TOTAL_CHROMOSOMES=29
# ==============================
# MODEL SPECIFICATIONS
# ==============================
SEQUENCE_LEN = 600
NUM_CLASSES = 1
FINETUNE_MODE = False
FINETUNE_MODEL_WEIGHTS = "cattle_model.pth"
# ==============================
# MODEL TRAINING SPECIFICATIONS
# ==============================
N_EPOCHS = 10
WARMUP_EPOCHS = 2
K_FOLD = 3
N_TRIALS = 10
# ==============================
# MODEL TRAINING SPECIFICATIONS
# ==============================
TEST_CHROMOSOMES = [8, 13]
# ==============================
# GPU SPECIFICATIONS
# ==============================
NODES = 1
GPUS = 1
# ==============================
# OPTUNA SPECIFICATIONS
# ==============================
LOW_MIN_LR, HIGH_MIN_LR = 1e-8, 1e-4
LOW_MAX_LR, HIGH_MAX_LR = 1e-4, 1e-1
LOW_DECAY, HIGH_DECAY = 1e-8, 1e-2
LOW_BATCH, HIGH_BATCH = 256, 1024
BATCH_STEP = 32
For the data configuration, the pipeline uses the config.py file. The YAML file has all the necessary info for running the model.
-
SEQDATA: location of the dataset -
TOTAL_CHROMOSOMES: total number of chromosomes/shards in the dataset -
SEQUENCE_LEN: total length of the sequence used for model training -
NUM_CLASSES: the total number of outputs from the model -
FINETUNE_MODE: if the pipeline is to be used for finetuning -
FINETUNE_MODEL_WEIGHTS: weights to be used for model training -
N_EPOCHS: total number of epochs to be done for model training -
WARMUP_EPOCHS: total number of epochs the model should run before the scedulers kick in -
K_FOLD: total folds of data ($k$ -fold cross-validation) -
N_TRIALS: total number of trials for Optuna hyperparameter search -
TEST_CHROMOSOMES: These chromosomes are left out for testing -
NODES: how many nodes in the system -
GPUS: how many GPUs in the node -
LOW_MIN_LR,HIGH_MIN_LR: range of minimum LR for Optuna -
LOW_MAX_LR,HIGH_MAX_LR: range of maximum LR for Optuna -
LOW_DECAY,HIGH_DECAY: range of decay for Optuna -
LOW_BATCH,HIGH_BATCH: range of batch sizes for Optuna -
BATCH_STEP: step size to be used for increasing batch size
Running the pipeline needs to properly configure the config.py file and that's it! You can run the pipeline using the following command:
python main.py
Note
Since we don't have a dedicated output folder mentioned, the output from the model is going to be saved in your current working directory
In our tuning pipeline, we have focused on making it less biased as much as possible.

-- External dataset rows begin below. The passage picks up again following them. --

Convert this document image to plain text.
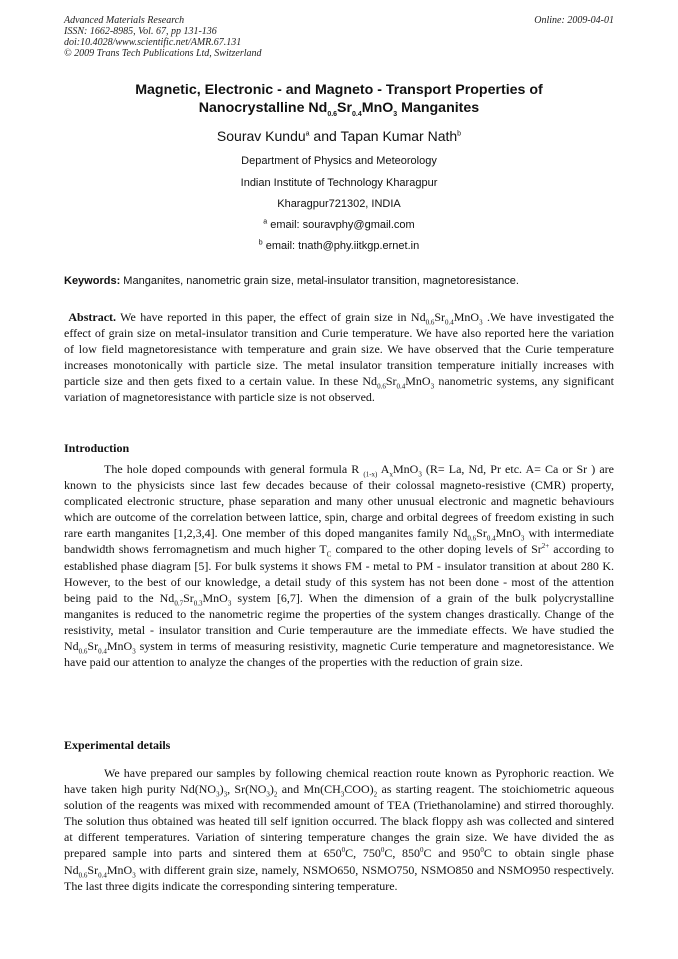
Advanced Materials Research
ISSN: 1662-8985, Vol. 67, pp 131-136
doi:10.4028/www.scientific.net/AMR.67.131
© 2009 Trans Tech Publications Ltd, Switzerland
Online: 2009-04-01
Magnetic, Electronic - and Magneto - Transport Properties of
Nanocrystalline $Nd_{0.6}Sr_{0.4}MnO_3$ Manganites
Sourav Kundu$^a$ and Tapan Kumar Nath$^b$
Department of Physics and Meteorology
Indian Institute of Technology Kharagpur
Kharagpur721302, INDIA
$^a$ email: souravphy@gmail.com
$^b$ email: tnath@phy.iitkgp.ernet.in
Keywords: Manganites, nanometric grain size, metal-insulator transition, magnetoresistance.

Abstract. We have reported in this paper, the effect of grain size in $Nd_{0.6}Sr_{0.4}MnO_3$ .We have investigated the effect of grain size on metal-insulator transition and Curie temperature. We have also reported here the variation of low field magnetoresistance with temperature and grain size. We have observed that the Curie temperature increases monotonically with particle size. The metal insulator transition temperature initially increases with particle size and then gets fixed to a certain value. In these $Nd_{0.6}Sr_{0.4}MnO_3$ nanometric systems, any significant variation of magnetoresistance with particle size is not observed.

Introduction

The hole doped compounds with general formula R $_{(1-x)}$ $A_xMnO_3$ (R= La, Nd, Pr etc. A= Ca or Sr ) are known to the physicists since last few decades because of their colossal magneto-resistive (CMR) property, complicated electronic structure, phase separation and many other unusual electronic and magnetic behaviours which are outcome of the correlation between lattice, spin, charge and orbital degrees of freedom existing in such rare earth manganites [1,2,3,4]. One member of this doped manganites family $Nd_{0.6}Sr_{0.4}MnO_3$ with intermediate bandwidth shows ferromagnetism and much higher $T_C$ compared to the other doping levels of $Sr^{2+}$ according to established phase diagram [5]. For bulk systems it shows FM - metal to PM - insulator transition at about 280 K. However, to the best of our knowledge, a detail study of this system has not been done - most of the attention being paid to the $Nd_{0.7}Sr_{0.3}MnO_3$ system [6,7]. When the dimension of a grain of the bulk polycrystalline manganites is reduced to the nanometric regime the properties of the system changes drastically. Change of the resistivity, metal - insulator transition and Curie temperauture are the immediate effects. We have studied the $Nd_{0.6}Sr_{0.4}MnO_3$ system in terms of measuring resistivity, magnetic Curie temperature and magnetoresistance. We have paid our attention to analyze the changes of the properties with the reduction of grain size.

Experimental details

We have prepared our samples by following chemical reaction route known as Pyrophoric reaction. We have taken high purity $Nd(NO_3)_3$, $Sr(NO_3)_2$ and $Mn(CH_3COO)_2$ as starting reagent. The stoichiometric aqueous solution of the reagents was mixed with recommended amount of TEA (Triethanolamine) and stirred thoroughly. The solution thus obtained was heated till self ignition occurred. The black floppy ash was collected and sintered at different temperatures. Variation of sintering temperature changes the grain size. We have divided the as prepared sample into parts and sintered them at $650^0C$, $750^0C$, $850^0C$ and $950^0C$ to obtain single phase $Nd_{0.6}Sr_{0.4}MnO_3$ with different grain size, namely, NSMO650, NSMO750, NSMO850 and NSMO950 respectively. The last three digits indicate the corresponding sintering temperature.
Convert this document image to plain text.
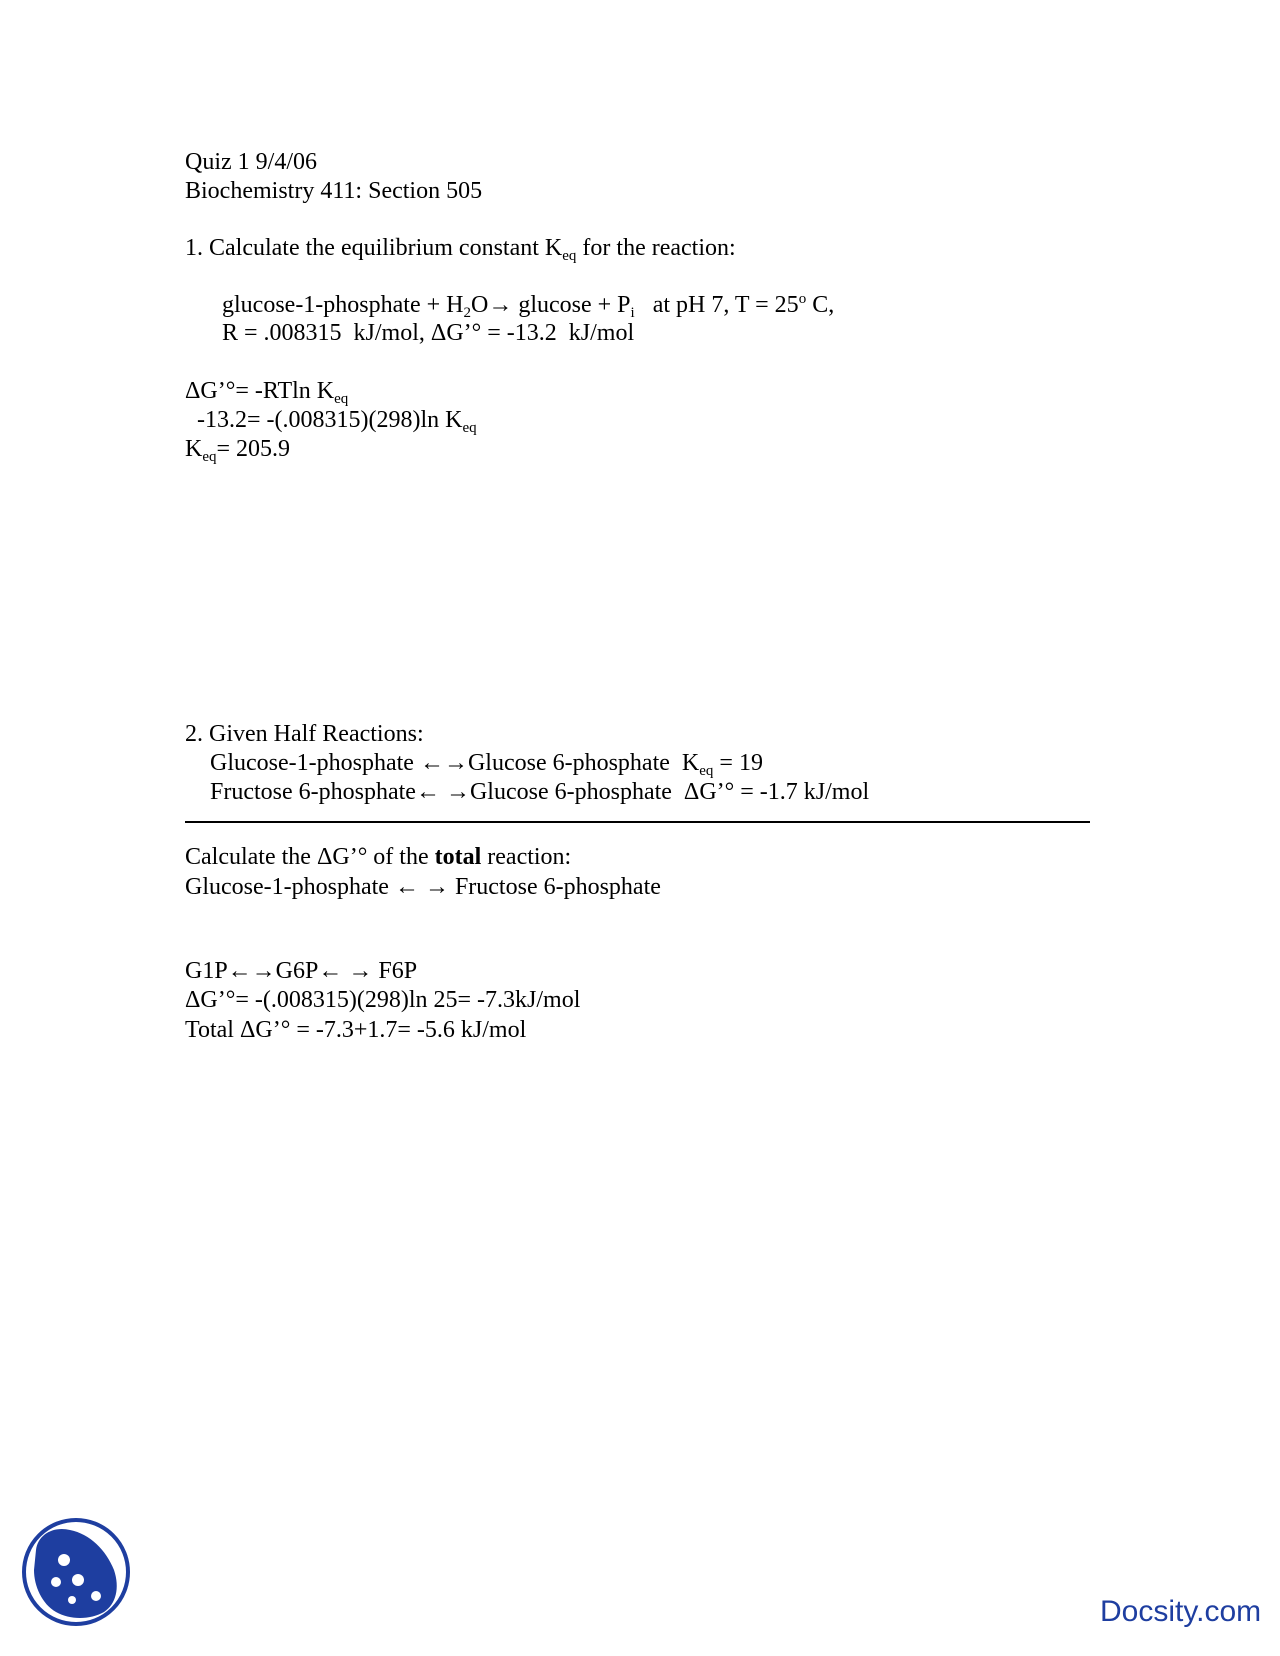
Quiz 1 9/4/06
Biochemistry 411: Section 505
1. Calculate the equilibrium constant $K_{eq}$ for the reaction:
glucose-1-phosphate + $H_2O\to glucose + P_i$   at pH 7, $T = 25^o$ C,
R = .008315  kJ/mol, ΔG’° = -13.2  kJ/mol
ΔG’°= -RTln $K_{eq}$
-13.2= -(.008315)(298)ln $K_{eq}$
$K_{eq}= 205.9$
2. Given Half Reactions:
Glucose-1-phosphate ←→Glucose 6-phosphate  $K_{eq} = 19$
Fructose 6-phosphate← →Glucose 6-phosphate  ΔG’° = -1.7 kJ/mol
Calculate the ΔG’° of the total reaction:
Glucose-1-phosphate ← → Fructose 6-phosphate
G1P←→G6P← → F6P
ΔG’°= -(.008315)(298)ln 25= -7.3kJ/mol
Total ΔG’° = -7.3+1.7= -5.6 kJ/mol
Docsity.com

One of the key things that we have integrated in our system is doing a
The tuning process proceeds as such:
- from the very start of the process, the test dataset is separated out. This ensures that the test data remains out of the training data at every step during its hyperparameter search/tuning and training processes
- With the rest of the data, we split the data into
$n$ -folds - For each fold that is left out for validation, the model is trained on a set of parameters. The model is trained for a total
$p$ epochs, as set by the user - The model is then tested on the validation dataset (the fold of dataset that was left out). Then the next fold is chosen as the validation fold data and the training progresses as mentioned above. At each stage, we collect the correlations
- After all the folds have been a part of the validation data exactly once, we take the mean of all the correlations. The mean correlation becomes the metric for the Optuna pipeline to know how well the hyperparameters did for that round of training
- The steps continue till
$k$ number of trials
Note
This increases the tuning/training time a lot. But this also ensures that the model is trained in a bias-free environment. If you want to implement the system into your code then you might want to make sure that you implement some strategies that can make the system faster for your dastaset
We thank the open-source community for their invaluable contributions to science and making knowledge free for all.
Warning
The following package has been mainly developed for EIDF (https://edinburgh-international-data-facility.ed.ac.uk/) jobs, that are based on Kubernetes cluster. If you have access to any other cluster, based on Kubernetes then the same could be directly applied. In other cases, the code for training could be directly used. However, there might be differences in how the training jobs are scheduled.